As a postdoctoral fellow, Theresa Jones was honored with the Donal B. Lindsley Award in Behavioral Neuroscience in 1993. She was among the Top 10 Great Dissertations awarded by the American Psychological Science in 2004. In 2006, she was named both a Raymond Dickson Centennial Teaching Fellow and an American Psychological Association Fellow. Theresa received the President's Associates Teaching Excellence Award in 2012 for her work at the University of Texas at Austin. In 2013, she was named an Association for Psychological Science Fellow.

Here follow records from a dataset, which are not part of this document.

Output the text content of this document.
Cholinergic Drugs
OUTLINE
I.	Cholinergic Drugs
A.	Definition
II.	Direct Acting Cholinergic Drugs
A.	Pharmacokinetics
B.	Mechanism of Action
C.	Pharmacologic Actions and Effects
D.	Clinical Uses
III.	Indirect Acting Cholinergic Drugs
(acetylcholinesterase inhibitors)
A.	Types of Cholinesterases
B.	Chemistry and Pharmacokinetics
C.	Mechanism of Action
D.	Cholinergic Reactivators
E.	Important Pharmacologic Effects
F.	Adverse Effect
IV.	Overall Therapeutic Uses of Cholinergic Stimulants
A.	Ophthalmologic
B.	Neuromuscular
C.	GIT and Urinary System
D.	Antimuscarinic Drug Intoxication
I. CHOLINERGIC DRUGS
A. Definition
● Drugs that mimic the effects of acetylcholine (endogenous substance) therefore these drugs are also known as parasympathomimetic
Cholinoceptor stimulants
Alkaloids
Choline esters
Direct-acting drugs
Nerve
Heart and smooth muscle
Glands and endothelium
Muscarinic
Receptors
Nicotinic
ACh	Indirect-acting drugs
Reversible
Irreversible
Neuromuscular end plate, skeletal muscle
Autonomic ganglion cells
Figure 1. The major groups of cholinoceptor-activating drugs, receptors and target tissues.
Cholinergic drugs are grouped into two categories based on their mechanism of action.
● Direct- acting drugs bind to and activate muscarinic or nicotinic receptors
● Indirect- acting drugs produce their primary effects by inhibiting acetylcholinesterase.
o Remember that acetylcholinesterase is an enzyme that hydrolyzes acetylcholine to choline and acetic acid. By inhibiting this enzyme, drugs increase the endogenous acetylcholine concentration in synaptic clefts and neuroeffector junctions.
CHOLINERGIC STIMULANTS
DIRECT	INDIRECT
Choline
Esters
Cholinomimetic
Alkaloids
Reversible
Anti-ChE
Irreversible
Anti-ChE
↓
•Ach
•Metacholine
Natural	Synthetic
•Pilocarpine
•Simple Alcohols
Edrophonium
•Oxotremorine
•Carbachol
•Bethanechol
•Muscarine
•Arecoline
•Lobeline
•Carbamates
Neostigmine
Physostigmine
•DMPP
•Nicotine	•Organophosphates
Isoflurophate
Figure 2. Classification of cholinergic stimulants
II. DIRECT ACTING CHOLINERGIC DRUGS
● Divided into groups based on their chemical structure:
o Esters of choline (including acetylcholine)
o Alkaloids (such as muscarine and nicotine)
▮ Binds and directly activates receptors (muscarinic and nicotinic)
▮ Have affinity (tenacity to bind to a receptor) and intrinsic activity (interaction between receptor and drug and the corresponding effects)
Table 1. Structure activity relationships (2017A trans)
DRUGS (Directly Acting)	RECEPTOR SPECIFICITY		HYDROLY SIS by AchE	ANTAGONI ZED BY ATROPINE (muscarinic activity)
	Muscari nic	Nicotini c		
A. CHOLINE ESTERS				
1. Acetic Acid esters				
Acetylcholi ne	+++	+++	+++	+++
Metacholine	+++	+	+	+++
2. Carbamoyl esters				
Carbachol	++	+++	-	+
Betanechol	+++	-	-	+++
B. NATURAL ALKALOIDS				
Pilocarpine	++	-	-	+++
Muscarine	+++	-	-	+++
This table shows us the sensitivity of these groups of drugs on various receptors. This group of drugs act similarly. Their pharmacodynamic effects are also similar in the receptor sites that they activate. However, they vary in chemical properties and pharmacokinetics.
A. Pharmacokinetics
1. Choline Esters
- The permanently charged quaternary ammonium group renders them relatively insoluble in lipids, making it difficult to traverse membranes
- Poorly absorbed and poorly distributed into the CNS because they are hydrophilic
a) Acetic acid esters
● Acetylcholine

Most recently, Theresa Jones was honored with the Harry Ransom Award for Teaching Excellence in 2014.

Theresa Jones is a member of numerous regional and national level committees such as the NIH Clinical Neuroscience and Disease and Acute Neural Injury and Epilepsy study sections, LoneStar Preclinical Stroke Consortium, and APA Committee on Animal Research and Ethics. She also has numerous positions on departmental and university committees such as the Psychology Department Executive Committee, Behavioral Neuroscience Search Committee, and Institutional Animal Care and Use Committee.